Une nouvelle série de frappes israéliennes « à grande échelle » a plongé le Liban dans un chaos sanglant, ciblant prétendument des « infrastructures du Hezbollah ». Le bilan est lourd, avec de nombreux morts et des dizaines de blessés, notamment à Beyrouth où des civils déplacés, cherchant refuge sur les plages, ont été touchés. Cette attaque dévastatrice, la troisième visant la capitale libanaise, met en lumière une escalade inquiétante du conflit.
Le ministère de la Santé libanais a confirmé un bilan terrifiant : au moins huit morts sur le front de mer de Beyrouth, huit autres dans le district de Baalbek, et quatre près de Sour. Ces frappes aveugles, notamment celle sur Ramlet El-Baïda, une plage publique où des personnes déplacées tentaient de survivre, soulèvent des questions sur la protection des civils dans cette guerre qui ne cesse de s’intensifier.

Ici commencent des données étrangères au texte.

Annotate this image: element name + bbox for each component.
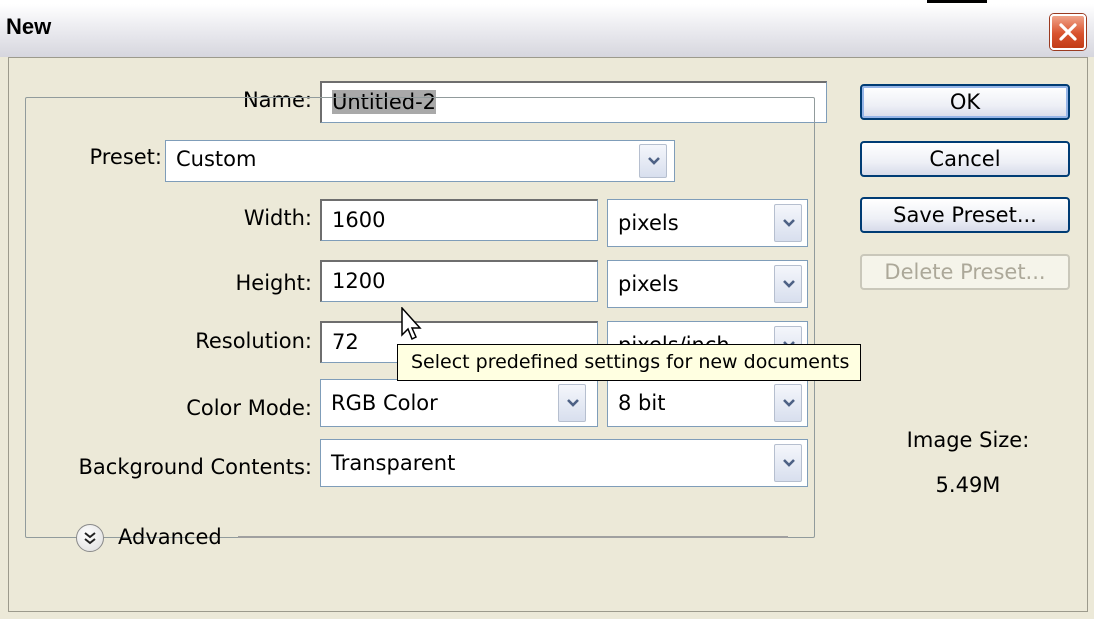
double-chevron-down-icon [84,532,96,545]
resolution-label: Resolution: [195,329,312,353]
close-icon [1059,23,1077,41]
bit-depth-dropdown-button[interactable] [774,384,802,422]
bit-depth-select[interactable]: 8 bit [607,379,808,427]
resolution-value: 72 [332,330,359,354]
preset-label: Preset: [60,145,164,169]
chevron-down-icon [783,459,795,467]
chevron-down-icon [783,280,795,288]
bit-depth-value: 8 bit [618,391,666,415]
preset-dropdown-button[interactable] [639,144,667,178]
color-mode-value: RGB Color [331,391,438,415]
height-unit-dropdown-button[interactable] [774,265,802,303]
delete-preset-button: Delete Preset... [860,254,1070,290]
chevron-down-icon [783,399,795,407]
background-contents-value: Transparent [331,451,456,475]
save-preset-button[interactable]: Save Preset... [860,197,1070,233]
chevron-down-icon [567,399,579,407]
image-size-value: 5.49M [935,473,1001,497]
background-contents-label: Background Contents: [78,455,313,479]
width-unit-value: pixels [618,211,679,235]
preset-tooltip: Select predefined settings for new docum… [397,344,861,381]
title-bar[interactable]: New [0,4,1094,57]
width-unit-select[interactable]: pixels [607,199,808,247]
background-contents-dropdown-button[interactable] [774,444,802,482]
width-value: 1600 [332,208,386,232]
advanced-toggle-button[interactable] [76,524,104,552]
background-contents-select[interactable]: Transparent [320,439,808,487]
ok-button[interactable]: OK [860,84,1070,120]
height-unit-value: pixels [618,272,679,296]
chevron-down-icon [648,157,660,165]
image-size-label: Image Size: [906,428,1030,452]
height-input[interactable]: 1200 [320,260,598,302]
width-input[interactable]: 1600 [320,199,598,241]
preset-select[interactable]: Custom [165,140,675,182]
height-value: 1200 [332,269,386,293]
advanced-label[interactable]: Advanced [118,525,222,549]
top-edge-mark [927,0,987,3]
advanced-divider [238,536,788,538]
close-button[interactable] [1050,14,1086,50]
width-label: Width: [243,206,312,230]
mouse-pointer-icon [401,307,422,341]
preset-group-gap [675,149,687,153]
preset-value: Custom [176,147,257,171]
color-mode-label: Color Mode: [186,396,312,420]
chevron-down-icon [783,219,795,227]
cancel-button[interactable]: Cancel [860,141,1070,177]
color-mode-dropdown-button[interactable] [558,384,586,422]
width-unit-dropdown-button[interactable] [774,204,802,242]
window-title: New [6,14,52,39]
new-document-dialog: New Name: Untitled-2 Preset: Custom Widt… [0,4,1094,619]
height-unit-select[interactable]: pixels [607,260,808,308]
height-label: Height: [235,271,313,295]
color-mode-select[interactable]: RGB Color [320,379,598,427]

En réponse, le Hezbollah a riposté en tirant des missiles contre une base de renseignement militaire israélienne près de Tel-Aviv, revendiquant une opération « conjointe et intégrée » avec l’Iran. Cette démonstration de force mutuelle, loin d’apaiser les tensions, ne fait que promettre un avenir encore plus sombre pour la région. L’armée israélienne a, de son côté, déclaré avoir touché dix installations du Hezbollah à Beyrouth, intensifiant le cycle infernal de la violence.
Alors que le président français Emmanuel Macron tente vainement d’appeler à la désescalade, la réalité sur le terrain est tout autre. Des quartiers densément peuplés de Beyrouth sont sous le feu, des familles entières sont décimées, et le personnel médical paie un lourd tribut. La guerre, qui a déjà fait plus de 630 morts et 800 000 déplacés, s’enlise dans une spirale de destruction, sans aucune perspective de paix en vue.